My guess is that these tools tend to be targeted at mid-sized sites — the sorts of places that are large enough to have useful content, but small enough that there probably won't be any significant repercussions, and where the ops team is small enough (or plain nonexistent) that there's not going to be much in the way of blocks. That's why a site like SourceHut gets hit quite badly, but smaller blogs stay largely out of the way.

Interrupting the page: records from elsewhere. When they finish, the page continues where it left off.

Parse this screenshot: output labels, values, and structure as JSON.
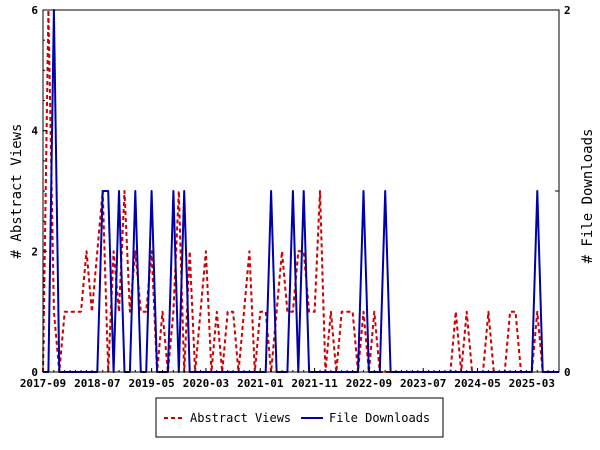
{
  "chart_data": {
    "type": "line",
    "x_axis": {
      "tick_labels": [
        "2017-09",
        "2018-07",
        "2019-05",
        "2020-03",
        "2021-01",
        "2021-11",
        "2022-09",
        "2023-07",
        "2024-05",
        "2025-03"
      ],
      "range_months": [
        "2017-09",
        "2025-08"
      ]
    },
    "y_left": {
      "label": "# Abstract Views",
      "ylim": [
        0,
        6
      ],
      "ticks": [
        "0",
        "2",
        "4",
        "6"
      ]
    },
    "y_right": {
      "label": "# File Downloads",
      "ylim": [
        0,
        2
      ],
      "ticks": [
        "0",
        "1",
        "2"
      ]
    },
    "legend_position": "bottom-center",
    "grid": false,
    "series": [
      {
        "name": "Abstract Views",
        "axis": "left",
        "color": "#cc0000",
        "style": "dashed",
        "x": [
          "2017-09",
          "2017-10",
          "2017-11",
          "2017-12",
          "2018-01",
          "2018-02",
          "2018-03",
          "2018-04",
          "2018-05",
          "2018-06",
          "2018-07",
          "2018-08",
          "2018-09",
          "2018-10",
          "2018-11",
          "2018-12",
          "2019-01",
          "2019-02",
          "2019-03",
          "2019-04",
          "2019-05",
          "2019-06",
          "2019-07",
          "2019-08",
          "2019-09",
          "2019-10",
          "2019-11",
          "2019-12",
          "2020-01",
          "2020-02",
          "2020-03",
          "2020-04",
          "2020-05",
          "2020-06",
          "2020-07",
          "2020-08",
          "2020-09",
          "2020-10",
          "2020-11",
          "2020-12",
          "2021-01",
          "2021-02",
          "2021-03",
          "2021-04",
          "2021-05",
          "2021-06",
          "2021-07",
          "2021-08",
          "2021-09",
          "2021-10",
          "2021-11",
          "2021-12",
          "2022-01",
          "2022-02",
          "2022-03",
          "2022-04",
          "2022-05",
          "2022-06",
          "2022-07",
          "2022-08",
          "2022-09",
          "2022-10",
          "2022-11",
          "2022-12",
          "2023-01",
          "2023-02",
          "2023-03",
          "2023-04",
          "2023-05",
          "2023-06",
          "2023-07",
          "2023-08",
          "2023-09",
          "2023-10",
          "2023-11",
          "2023-12",
          "2024-01",
          "2024-02",
          "2024-03",
          "2024-04",
          "2024-05",
          "2024-06",
          "2024-07",
          "2024-08",
          "2024-09",
          "2024-10",
          "2024-11",
          "2024-12",
          "2025-01",
          "2025-02",
          "2025-03",
          "2025-04",
          "2025-05",
          "2025-06",
          "2025-07",
          "2025-08"
        ],
        "values": [
          0,
          6,
          1,
          0,
          1,
          1,
          1,
          1,
          2,
          1,
          2,
          3,
          0,
          2,
          1,
          3,
          1,
          2,
          1,
          1,
          2,
          0,
          1,
          0,
          1,
          3,
          0,
          2,
          0,
          1,
          2,
          0,
          1,
          0,
          1,
          1,
          0,
          1,
          2,
          0,
          1,
          1,
          0,
          1,
          2,
          1,
          1,
          2,
          2,
          1,
          1,
          3,
          0,
          1,
          0,
          1,
          1,
          1,
          0,
          1,
          0,
          1,
          0,
          0,
          0,
          0,
          0,
          0,
          0,
          0,
          0,
          0,
          0,
          0,
          0,
          0,
          1,
          0,
          1,
          0,
          0,
          0,
          1,
          0,
          0,
          0,
          1,
          1,
          0,
          0,
          0,
          1,
          0,
          0,
          0,
          0
        ]
      },
      {
        "name": "File Downloads",
        "axis": "right",
        "color": "#0000aa",
        "style": "solid",
        "x": [
          "2017-09",
          "2017-10",
          "2017-11",
          "2017-12",
          "2018-01",
          "2018-02",
          "2018-03",
          "2018-04",
          "2018-05",
          "2018-06",
          "2018-07",
          "2018-08",
          "2018-09",
          "2018-10",
          "2018-11",
          "2018-12",
          "2019-01",
          "2019-02",
          "2019-03",
          "2019-04",
          "2019-05",
          "2019-06",
          "2019-07",
          "2019-08",
          "2019-09",
          "2019-10",
          "2019-11",
          "2019-12",
          "2020-01",
          "2020-02",
          "2020-03",
          "2020-04",
          "2020-05",
          "2020-06",
          "2020-07",
          "2020-08",
          "2020-09",
          "2020-10",
          "2020-11",
          "2020-12",
          "2021-01",
          "2021-02",
          "2021-03",
          "2021-04",
          "2021-05",
          "2021-06",
          "2021-07",
          "2021-08",
          "2021-09",
          "2021-10",
          "2021-11",
          "2021-12",
          "2022-01",
          "2022-02",
          "2022-03",
          "2022-04",
          "2022-05",
          "2022-06",
          "2022-07",
          "2022-08",
          "2022-09",
          "2022-10",
          "2022-11",
          "2022-12",
          "2023-01",
          "2023-02",
          "2023-03",
          "2023-04",
          "2023-05",
          "2023-06",
          "2023-07",
          "2023-08",
          "2023-09",
          "2023-10",
          "2023-11",
          "2023-12",
          "2024-01",
          "2024-02",
          "2024-03",
          "2024-04",
          "2024-05",
          "2024-06",
          "2024-07",
          "2024-08",
          "2024-09",
          "2024-10",
          "2024-11",
          "2024-12",
          "2025-01",
          "2025-02",
          "2025-03",
          "2025-04",
          "2025-05",
          "2025-06",
          "2025-07",
          "2025-08"
        ],
        "values": [
          0,
          0,
          2,
          0,
          0,
          0,
          0,
          0,
          0,
          0,
          0,
          1,
          1,
          0,
          1,
          0,
          0,
          1,
          0,
          0,
          1,
          0,
          0,
          0,
          1,
          0,
          1,
          0,
          0,
          0,
          0,
          0,
          0,
          0,
          0,
          0,
          0,
          0,
          0,
          0,
          0,
          0,
          1,
          0,
          0,
          0,
          1,
          0,
          1,
          0,
          0,
          0,
          0,
          0,
          0,
          0,
          0,
          0,
          0,
          1,
          0,
          0,
          0,
          1,
          0,
          0,
          0,
          0,
          0,
          0,
          0,
          0,
          0,
          0,
          0,
          0,
          0,
          0,
          0,
          0,
          0,
          0,
          0,
          0,
          0,
          0,
          0,
          0,
          0,
          0,
          0,
          1,
          0,
          0,
          0,
          0
        ]
      }
    ]
  }
}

But that's just a working theory without much evidence trying to justify why I'm hearing so many people talking about struggling with AI bot traffic and not seeing it myself.

2 comments

Well, we just spun up anubis in front of a two user private (as in publicly accessible but with almost all content set to private/login protected) forgejo instance after it started getting hammered (mostly by amazon ips presenting as amazonbot) earlier in the week, resulting in a >90% traffic reduction. From what we’ve seen (and Xe’s own posts) it seems git forges are getting hit harder than most other sites, though, so YMMV i guess.
I actually have a theory, based on the last episode of the 2.5 admins podcast. Try spinning up a MediaWiki site. I have a feeling that wiki installation are being targeted to a much higher degree. You could also do a Git repo of some sort. Either two could give the impression that content is changed frequently.
yep, I'm running a pretty sizeable game Wiki and it's being scraped to hell with very specific urls that pretty much guarantees cache busting. (usually revision ids and diffs)
I could believe that. Plus, because both of those are more dynamic, they're going to have to do more work per request anyway, meaning the effects of scraping are exacerbated.